In response, the Guam Unique Merchandising Art program was spearheaded in January 2012 by DFS Guam and the Galaide Group to harness the pride and creativity of local artists and producers into marketable products that embody the essence of Guam. Camacho has been directly involved with the project for the past year.
“Guam’s Chamorro identity is a great story to tell our visitors, and through the Guam Unique Merchandising Art program, we are able to tell that story to the widest audience possible,” she says. “As former first lady of Guam, general manager of the Guam Visitors Bureau and now as the T Galleria director of market development, it will be a continued goal of mine to support Chamorro culture through the artisans and practitioners that tell our great story.”
She believes the qualities of a successful woman in business are passion, resourcefulness and determination. Her personal passion is for getting things done, which has created some challenges along her career path.
“For me, personally, because I do a lot of things passionately, sometimes I come across being overly aggressive or assertive. That’s because if I like doing something and I think it’s right, I go out of my way,” she says.
Though she says she’s learned to be more considerate over the years, she is not apologetic, saying that being aggressive is a good thing.
“Women have to stand up for what we believe in and what we do and trust that all things work for good,” she says.
Camacho’s various community involvements are a direct extension of what she believes in. She serves on the board of directors for the Tourism Education Council, the Guam Tourism Foundation, Guam Unique Merchandise and Art and Latte of Freedom and is a long-standing member of the Guam Visitors Bureau, where she works on the Destination Management Committee to identify and execute needed capital improvement projects and island-wide street maintenance. Additionally, she serves on the board for the Guam chapter of the American Red Cross and is a member of the Leadership to Keep Children Alcohol Free organization, among various other civic involvements.
“To this day, I like serving people,” she says. “It’s better to serve than be served. It’s in my Gumataotao family DNA.”
Yet Camacho feels her biggest accomplishment is the family she has supported. Camacho and her husband have three children: Jessica, 32; Felix “Champ” Jr., 27; and Maria, 22, as well as four grandsons: Scotty, Colin, Raymond and Mason.
In her family, in her community and in her work, Camacho will continue to radiate her innate passion for Guam’s people and culture.

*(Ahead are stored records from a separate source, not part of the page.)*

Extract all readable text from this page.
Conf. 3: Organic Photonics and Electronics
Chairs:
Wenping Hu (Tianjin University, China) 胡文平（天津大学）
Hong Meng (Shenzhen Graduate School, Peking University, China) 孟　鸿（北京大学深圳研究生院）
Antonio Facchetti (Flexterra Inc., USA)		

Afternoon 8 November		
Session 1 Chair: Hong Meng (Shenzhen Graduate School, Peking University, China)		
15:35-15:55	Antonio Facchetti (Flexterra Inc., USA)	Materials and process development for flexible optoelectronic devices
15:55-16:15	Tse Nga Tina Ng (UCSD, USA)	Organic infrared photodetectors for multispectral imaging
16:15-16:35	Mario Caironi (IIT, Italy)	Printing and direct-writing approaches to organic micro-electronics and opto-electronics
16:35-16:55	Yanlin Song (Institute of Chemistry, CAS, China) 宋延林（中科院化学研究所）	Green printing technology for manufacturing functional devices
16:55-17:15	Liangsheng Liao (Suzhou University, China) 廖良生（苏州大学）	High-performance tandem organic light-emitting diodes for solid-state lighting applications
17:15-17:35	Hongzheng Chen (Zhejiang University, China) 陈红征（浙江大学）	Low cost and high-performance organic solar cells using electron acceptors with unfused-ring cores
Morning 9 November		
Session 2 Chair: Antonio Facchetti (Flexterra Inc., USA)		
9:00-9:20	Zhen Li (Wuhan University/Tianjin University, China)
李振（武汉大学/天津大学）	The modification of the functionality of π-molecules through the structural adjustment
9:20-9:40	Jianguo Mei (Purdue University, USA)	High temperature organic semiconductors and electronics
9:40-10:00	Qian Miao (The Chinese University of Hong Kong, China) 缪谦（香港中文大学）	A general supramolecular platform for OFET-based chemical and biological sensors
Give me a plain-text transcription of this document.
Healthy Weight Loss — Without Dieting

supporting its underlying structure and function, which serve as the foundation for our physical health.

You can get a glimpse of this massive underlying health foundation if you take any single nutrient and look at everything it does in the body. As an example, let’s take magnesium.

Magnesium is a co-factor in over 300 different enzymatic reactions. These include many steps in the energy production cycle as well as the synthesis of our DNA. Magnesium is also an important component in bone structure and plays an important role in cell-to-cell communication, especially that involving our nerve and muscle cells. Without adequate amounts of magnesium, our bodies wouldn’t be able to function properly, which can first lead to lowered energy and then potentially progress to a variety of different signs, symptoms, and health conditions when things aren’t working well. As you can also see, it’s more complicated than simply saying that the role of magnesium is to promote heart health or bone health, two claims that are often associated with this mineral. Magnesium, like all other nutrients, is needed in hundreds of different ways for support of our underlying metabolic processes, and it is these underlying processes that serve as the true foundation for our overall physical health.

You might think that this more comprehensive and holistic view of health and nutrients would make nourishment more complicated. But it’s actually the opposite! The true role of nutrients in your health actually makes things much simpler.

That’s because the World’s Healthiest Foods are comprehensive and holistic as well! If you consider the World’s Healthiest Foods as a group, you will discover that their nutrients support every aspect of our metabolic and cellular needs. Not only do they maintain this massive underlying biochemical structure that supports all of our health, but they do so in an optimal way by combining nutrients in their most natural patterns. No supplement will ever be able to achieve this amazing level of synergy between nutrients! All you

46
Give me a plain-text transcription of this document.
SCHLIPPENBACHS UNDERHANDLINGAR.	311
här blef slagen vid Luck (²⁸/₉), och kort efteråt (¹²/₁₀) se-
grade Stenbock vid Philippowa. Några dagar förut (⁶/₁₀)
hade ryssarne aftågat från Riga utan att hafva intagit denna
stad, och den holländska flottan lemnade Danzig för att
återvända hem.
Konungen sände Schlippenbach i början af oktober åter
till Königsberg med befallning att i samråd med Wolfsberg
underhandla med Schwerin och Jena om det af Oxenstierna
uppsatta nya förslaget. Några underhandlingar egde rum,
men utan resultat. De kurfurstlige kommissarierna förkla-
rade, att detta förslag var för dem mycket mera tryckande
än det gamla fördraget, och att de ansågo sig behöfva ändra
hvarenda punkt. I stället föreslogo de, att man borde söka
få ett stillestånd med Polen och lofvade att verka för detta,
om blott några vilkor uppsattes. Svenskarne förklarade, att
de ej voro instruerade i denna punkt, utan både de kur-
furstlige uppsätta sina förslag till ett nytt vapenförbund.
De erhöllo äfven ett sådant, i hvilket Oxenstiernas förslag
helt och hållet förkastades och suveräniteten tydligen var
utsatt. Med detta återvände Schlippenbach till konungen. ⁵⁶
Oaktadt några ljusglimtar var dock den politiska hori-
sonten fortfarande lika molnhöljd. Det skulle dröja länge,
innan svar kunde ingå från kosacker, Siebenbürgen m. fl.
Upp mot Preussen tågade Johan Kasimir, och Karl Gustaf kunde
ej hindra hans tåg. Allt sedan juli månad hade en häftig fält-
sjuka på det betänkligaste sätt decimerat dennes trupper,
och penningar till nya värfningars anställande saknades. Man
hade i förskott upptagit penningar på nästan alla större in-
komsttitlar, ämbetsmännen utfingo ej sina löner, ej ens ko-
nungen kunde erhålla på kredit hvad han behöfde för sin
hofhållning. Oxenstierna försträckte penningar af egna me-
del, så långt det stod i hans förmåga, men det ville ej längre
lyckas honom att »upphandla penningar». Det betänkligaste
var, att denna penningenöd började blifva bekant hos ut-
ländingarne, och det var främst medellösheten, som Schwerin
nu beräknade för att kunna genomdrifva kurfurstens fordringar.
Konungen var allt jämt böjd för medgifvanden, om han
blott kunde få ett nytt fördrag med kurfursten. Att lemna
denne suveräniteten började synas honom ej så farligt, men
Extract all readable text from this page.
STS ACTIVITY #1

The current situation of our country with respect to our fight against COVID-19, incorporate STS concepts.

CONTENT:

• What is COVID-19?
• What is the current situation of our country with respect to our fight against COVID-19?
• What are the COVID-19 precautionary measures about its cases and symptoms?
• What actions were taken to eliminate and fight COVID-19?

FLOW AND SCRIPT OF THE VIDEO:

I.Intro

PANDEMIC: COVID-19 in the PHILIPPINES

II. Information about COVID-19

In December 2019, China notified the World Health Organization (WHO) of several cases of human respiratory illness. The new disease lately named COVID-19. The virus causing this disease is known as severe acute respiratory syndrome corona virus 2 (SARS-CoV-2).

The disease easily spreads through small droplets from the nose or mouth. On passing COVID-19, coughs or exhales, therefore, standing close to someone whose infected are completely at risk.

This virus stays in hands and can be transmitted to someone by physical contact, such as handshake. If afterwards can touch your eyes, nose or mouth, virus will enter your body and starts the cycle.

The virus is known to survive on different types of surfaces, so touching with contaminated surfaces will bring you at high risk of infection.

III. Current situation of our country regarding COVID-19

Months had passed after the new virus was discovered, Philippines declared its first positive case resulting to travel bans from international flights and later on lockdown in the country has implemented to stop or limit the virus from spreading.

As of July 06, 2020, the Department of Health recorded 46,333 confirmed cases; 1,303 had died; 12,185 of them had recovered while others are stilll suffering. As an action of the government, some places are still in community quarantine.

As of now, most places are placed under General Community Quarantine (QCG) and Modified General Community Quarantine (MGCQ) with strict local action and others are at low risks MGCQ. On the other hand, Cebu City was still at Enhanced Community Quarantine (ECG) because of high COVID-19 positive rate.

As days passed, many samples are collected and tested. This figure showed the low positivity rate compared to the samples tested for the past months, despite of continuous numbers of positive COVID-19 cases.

“When we use the words ‘håfa adai,’ we spread the goodwill of our island,” she says. “We spread our culture and, really, its happiness and joy, and that’s what we should be looking forward to every day.” n
Joann G. Camacho, director of market development, DFS Guam; Pia Getty, daughter of Miller; and Robert W. Miller, founder and board director of DFS Group Ltd., at a welcoming reception for Miller on March 19 at the Hyatt Regency Guam.